A DNA double helix is seen in an undated artist’s illustration released by the National Human Genome Research Institute to Reuters on May 15, 2012. (Reuters/National Human Genome Research Institute/Handout) The court decision invalidated patents on two genes associated with hereditary breast and ovarian cancer in response to a lawsuit filed by the ACLU and the Public Patent Foundation (PUBPAT) on behalf of women’s health groups and thousands of researchers, health professionals and patients.
The case concerned patents on human genes held by Myriad Genetics, a Utah based corporation, on human genes that are tied to the risk of hereditary breast and ovarian cancer—an issue that received public attention in May when actress Angelina Jolie revealed she had a preventive double mastectomy. The news spawned debate over the procedure that is out of reach for most patients because of the extremely high costs related to Myriad’s monopoly over the genes.
Myriad’s patents had allowed them to set the terms and cost of testing the genes and “made it difficult for women to access alternate tests or get a comprehensive second opinion about their results,” the ACLU explains.
The patents allowed a Utah company, Myriad Genetics, to control access to the genes, known as BRCA1 and BRCA2, thereby giving them the right to limit others from doing research or diagnostic testing of the genes, which can be crucial for individuals making important medical decisions.
“Today, the court struck down a major barrier to patient care and medical innovation,” said Sandra Park, senior staff attorney with the ACLU Women’s Rights Project. “Myriad did not invent the BRCA genes and should not control them. Because of this ruling, patients will have greater access to genetic testing and scientists can engage in research on these genes without fear of being sued.”
The decision is a major shift in patent law pertaining to human biology and declares that all the patents on human genes are invalid.
Justice Clarence Thomas, who wrote the court’s decision, stated:
“We hold that a naturally occurring DNA segment is a product of nature and not patent eligible merely because it has been isolated.”

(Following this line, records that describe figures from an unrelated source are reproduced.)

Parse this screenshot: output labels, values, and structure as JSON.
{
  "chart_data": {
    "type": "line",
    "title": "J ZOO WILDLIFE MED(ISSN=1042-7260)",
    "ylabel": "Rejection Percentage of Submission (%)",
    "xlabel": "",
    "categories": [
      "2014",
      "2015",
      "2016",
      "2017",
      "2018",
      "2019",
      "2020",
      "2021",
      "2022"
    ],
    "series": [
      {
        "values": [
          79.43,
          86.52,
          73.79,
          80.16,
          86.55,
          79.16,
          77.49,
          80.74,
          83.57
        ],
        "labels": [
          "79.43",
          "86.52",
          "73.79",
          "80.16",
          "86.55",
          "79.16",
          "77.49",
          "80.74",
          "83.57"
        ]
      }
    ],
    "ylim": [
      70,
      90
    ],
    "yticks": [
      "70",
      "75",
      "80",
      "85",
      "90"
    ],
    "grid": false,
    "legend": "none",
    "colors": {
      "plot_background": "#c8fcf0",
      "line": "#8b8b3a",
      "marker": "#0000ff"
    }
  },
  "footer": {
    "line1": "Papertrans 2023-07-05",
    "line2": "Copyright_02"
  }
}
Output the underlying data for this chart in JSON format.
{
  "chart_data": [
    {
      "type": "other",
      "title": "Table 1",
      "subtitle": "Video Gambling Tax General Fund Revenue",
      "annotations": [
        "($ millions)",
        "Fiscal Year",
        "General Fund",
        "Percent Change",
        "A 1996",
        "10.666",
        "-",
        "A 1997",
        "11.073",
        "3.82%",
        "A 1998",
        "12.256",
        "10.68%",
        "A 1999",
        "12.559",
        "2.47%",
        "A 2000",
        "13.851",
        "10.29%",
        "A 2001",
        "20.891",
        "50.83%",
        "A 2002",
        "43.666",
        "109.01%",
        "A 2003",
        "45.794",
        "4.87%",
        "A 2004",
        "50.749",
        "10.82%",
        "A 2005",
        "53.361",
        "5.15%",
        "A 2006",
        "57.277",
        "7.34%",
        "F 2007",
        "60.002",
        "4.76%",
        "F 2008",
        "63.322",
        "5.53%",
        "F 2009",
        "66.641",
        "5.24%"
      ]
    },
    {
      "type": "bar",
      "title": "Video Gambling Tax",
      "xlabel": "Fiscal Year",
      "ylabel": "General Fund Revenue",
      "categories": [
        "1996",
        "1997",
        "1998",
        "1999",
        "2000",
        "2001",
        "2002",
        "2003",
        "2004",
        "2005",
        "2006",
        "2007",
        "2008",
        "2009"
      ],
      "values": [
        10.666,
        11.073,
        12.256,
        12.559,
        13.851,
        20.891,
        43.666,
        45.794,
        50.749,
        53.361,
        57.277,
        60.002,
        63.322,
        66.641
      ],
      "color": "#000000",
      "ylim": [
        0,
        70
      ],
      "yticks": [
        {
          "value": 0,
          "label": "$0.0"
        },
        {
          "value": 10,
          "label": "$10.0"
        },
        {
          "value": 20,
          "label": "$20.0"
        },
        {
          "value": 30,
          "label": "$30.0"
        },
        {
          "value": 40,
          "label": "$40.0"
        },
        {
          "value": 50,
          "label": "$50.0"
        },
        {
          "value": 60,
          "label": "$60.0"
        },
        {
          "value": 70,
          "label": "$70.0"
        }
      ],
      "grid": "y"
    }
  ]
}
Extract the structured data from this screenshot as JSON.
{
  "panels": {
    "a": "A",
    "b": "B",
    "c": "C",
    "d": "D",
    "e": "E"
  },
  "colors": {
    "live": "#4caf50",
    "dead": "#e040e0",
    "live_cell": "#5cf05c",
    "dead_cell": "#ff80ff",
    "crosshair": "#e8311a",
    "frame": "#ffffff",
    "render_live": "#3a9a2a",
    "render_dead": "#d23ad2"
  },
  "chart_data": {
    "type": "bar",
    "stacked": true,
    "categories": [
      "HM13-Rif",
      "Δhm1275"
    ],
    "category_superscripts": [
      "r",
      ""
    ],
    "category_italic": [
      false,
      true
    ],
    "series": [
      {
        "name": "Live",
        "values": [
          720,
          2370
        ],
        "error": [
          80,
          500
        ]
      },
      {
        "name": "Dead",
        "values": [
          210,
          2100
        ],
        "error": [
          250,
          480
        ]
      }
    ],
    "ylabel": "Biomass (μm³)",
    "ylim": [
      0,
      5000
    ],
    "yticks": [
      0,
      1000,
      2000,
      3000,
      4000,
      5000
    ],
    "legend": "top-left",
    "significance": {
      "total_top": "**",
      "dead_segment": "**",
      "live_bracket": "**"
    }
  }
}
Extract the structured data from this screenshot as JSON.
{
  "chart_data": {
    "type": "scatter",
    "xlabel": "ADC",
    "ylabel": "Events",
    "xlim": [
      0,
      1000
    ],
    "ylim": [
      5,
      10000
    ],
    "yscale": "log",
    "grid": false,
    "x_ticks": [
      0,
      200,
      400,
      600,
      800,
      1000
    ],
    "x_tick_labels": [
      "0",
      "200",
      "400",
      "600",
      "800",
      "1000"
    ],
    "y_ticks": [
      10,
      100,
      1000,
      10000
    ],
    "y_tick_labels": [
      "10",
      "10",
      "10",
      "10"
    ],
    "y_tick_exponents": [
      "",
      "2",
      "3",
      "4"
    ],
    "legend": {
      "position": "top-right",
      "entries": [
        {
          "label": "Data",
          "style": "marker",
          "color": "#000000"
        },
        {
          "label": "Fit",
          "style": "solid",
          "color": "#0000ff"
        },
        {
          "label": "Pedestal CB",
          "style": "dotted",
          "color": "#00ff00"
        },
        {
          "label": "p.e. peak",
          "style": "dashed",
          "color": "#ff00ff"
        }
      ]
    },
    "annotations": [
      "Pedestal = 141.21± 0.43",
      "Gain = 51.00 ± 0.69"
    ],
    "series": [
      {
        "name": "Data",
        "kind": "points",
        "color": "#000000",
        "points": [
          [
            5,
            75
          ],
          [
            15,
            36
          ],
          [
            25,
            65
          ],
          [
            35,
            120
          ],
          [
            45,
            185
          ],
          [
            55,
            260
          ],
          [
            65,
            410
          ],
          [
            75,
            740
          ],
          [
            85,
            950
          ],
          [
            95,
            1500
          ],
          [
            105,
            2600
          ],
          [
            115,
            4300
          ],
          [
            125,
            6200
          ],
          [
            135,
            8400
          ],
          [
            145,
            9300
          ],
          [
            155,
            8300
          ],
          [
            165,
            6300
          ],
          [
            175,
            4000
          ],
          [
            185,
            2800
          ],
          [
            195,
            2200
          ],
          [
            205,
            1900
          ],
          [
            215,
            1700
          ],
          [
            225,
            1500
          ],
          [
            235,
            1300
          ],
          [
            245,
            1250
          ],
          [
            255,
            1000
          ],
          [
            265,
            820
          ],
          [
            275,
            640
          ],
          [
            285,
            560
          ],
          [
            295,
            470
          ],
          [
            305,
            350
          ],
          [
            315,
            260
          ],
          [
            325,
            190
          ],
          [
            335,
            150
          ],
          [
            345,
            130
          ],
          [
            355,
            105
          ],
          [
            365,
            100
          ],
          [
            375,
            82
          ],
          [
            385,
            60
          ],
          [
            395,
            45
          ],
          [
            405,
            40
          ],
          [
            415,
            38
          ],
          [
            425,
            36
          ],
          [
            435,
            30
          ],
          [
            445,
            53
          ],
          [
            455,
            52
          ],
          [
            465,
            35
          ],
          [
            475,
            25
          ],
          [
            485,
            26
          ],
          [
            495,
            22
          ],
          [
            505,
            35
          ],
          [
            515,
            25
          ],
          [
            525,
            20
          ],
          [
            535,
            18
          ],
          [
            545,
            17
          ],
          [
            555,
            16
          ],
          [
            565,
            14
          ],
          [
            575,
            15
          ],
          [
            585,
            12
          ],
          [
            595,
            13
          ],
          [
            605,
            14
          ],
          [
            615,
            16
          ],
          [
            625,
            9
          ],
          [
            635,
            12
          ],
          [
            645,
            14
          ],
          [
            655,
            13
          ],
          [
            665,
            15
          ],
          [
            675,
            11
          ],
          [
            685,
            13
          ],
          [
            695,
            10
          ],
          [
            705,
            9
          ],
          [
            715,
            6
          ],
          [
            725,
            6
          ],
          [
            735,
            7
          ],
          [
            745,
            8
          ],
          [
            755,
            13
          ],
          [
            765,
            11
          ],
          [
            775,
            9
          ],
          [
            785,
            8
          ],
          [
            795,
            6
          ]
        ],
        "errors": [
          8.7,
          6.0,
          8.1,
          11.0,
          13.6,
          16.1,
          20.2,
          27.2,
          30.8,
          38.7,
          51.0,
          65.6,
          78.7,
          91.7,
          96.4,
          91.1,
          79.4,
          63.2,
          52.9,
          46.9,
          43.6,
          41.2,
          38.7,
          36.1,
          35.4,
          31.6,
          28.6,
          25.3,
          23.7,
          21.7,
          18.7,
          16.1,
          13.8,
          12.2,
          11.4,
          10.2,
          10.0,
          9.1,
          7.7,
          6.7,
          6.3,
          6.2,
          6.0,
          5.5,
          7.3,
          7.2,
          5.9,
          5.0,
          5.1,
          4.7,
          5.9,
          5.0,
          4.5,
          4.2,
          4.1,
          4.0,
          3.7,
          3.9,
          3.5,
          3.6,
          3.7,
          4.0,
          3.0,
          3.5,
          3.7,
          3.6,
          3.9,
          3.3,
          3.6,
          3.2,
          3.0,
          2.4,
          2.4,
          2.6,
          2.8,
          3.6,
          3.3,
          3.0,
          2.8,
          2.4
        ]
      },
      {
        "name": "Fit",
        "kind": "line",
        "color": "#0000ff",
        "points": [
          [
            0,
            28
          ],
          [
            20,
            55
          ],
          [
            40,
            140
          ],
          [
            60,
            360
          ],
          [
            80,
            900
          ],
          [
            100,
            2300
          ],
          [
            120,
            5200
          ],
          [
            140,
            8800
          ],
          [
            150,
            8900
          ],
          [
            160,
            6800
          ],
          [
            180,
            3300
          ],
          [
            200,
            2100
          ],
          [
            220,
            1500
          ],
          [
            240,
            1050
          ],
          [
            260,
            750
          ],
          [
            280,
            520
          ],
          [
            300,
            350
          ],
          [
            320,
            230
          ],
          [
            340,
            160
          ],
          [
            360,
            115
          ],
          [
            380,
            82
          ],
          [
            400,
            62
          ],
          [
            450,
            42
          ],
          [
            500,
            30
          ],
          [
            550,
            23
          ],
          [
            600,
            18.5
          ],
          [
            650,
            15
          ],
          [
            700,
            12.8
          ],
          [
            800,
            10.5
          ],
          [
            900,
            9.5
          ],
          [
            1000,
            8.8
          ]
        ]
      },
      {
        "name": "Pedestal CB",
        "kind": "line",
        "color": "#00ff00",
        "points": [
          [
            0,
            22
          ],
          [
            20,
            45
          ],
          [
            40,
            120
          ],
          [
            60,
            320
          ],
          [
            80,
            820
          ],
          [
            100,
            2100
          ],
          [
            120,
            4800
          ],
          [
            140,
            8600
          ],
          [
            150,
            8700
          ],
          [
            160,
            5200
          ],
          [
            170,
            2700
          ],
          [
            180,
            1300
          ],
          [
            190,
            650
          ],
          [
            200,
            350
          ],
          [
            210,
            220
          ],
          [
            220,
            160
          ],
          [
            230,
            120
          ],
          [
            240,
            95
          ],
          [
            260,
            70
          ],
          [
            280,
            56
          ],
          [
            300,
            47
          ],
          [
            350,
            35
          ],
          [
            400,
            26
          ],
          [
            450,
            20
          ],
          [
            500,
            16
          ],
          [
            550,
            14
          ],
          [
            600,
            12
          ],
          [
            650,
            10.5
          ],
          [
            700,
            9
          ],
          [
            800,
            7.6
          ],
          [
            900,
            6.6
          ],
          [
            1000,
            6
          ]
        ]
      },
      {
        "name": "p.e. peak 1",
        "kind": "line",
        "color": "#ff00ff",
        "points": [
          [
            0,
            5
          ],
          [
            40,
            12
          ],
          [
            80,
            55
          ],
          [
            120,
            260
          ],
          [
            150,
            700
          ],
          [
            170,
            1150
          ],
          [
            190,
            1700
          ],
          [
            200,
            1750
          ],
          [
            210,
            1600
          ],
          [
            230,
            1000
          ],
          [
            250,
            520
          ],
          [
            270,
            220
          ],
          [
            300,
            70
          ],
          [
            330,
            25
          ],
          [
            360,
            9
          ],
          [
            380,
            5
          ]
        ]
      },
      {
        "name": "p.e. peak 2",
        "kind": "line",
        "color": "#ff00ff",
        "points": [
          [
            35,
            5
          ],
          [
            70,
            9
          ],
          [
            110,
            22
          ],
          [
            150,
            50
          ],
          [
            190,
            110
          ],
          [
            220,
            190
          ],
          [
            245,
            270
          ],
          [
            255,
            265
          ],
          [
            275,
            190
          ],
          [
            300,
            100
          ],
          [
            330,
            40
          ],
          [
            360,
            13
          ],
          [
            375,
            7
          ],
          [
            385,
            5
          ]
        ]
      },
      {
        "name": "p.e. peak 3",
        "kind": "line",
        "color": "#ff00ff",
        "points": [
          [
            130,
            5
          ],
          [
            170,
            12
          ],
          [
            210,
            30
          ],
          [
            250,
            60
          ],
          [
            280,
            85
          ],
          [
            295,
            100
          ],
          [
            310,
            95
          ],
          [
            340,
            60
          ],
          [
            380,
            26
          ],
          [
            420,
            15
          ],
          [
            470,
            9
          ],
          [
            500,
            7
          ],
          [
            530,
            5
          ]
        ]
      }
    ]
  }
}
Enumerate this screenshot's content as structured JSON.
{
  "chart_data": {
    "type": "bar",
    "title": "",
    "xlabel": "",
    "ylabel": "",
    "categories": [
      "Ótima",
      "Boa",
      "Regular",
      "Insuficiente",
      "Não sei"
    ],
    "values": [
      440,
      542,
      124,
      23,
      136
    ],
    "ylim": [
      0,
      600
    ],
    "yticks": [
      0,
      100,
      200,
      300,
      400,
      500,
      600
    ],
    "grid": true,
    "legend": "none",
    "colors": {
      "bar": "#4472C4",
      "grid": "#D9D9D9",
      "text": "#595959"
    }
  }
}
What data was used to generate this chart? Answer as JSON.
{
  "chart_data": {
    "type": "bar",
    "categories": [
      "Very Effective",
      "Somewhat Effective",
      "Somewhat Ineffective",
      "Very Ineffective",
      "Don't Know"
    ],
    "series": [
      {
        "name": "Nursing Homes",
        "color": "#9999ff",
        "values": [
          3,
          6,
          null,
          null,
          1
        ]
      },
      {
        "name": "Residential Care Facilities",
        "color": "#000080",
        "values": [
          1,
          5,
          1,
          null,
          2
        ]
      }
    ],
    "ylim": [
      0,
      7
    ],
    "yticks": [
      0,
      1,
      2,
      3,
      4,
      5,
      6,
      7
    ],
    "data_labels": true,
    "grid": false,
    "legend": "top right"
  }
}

“The court rightfully found that patents cannot be awarded for something so fundamental to nature as DNA,” said Daniel B. Ravicher, executive director of PUBPAT and co-counsel in the lawsuit.
“I’m relieved that no other women will have to go through what I went through,” said Lisbeth Ceriani, a breast cancer survivor and plaintiff in the case, who was faced with having to pay over $4,000 for Myriad’s testing. “I’m so glad that the Supreme Court agrees that women deserve full access to vital information from their own bodies.”
The court did, however, rule that “synthetically produced genetic material” could be patented as opposed to genes extracted from the human body, known as isolated DNA.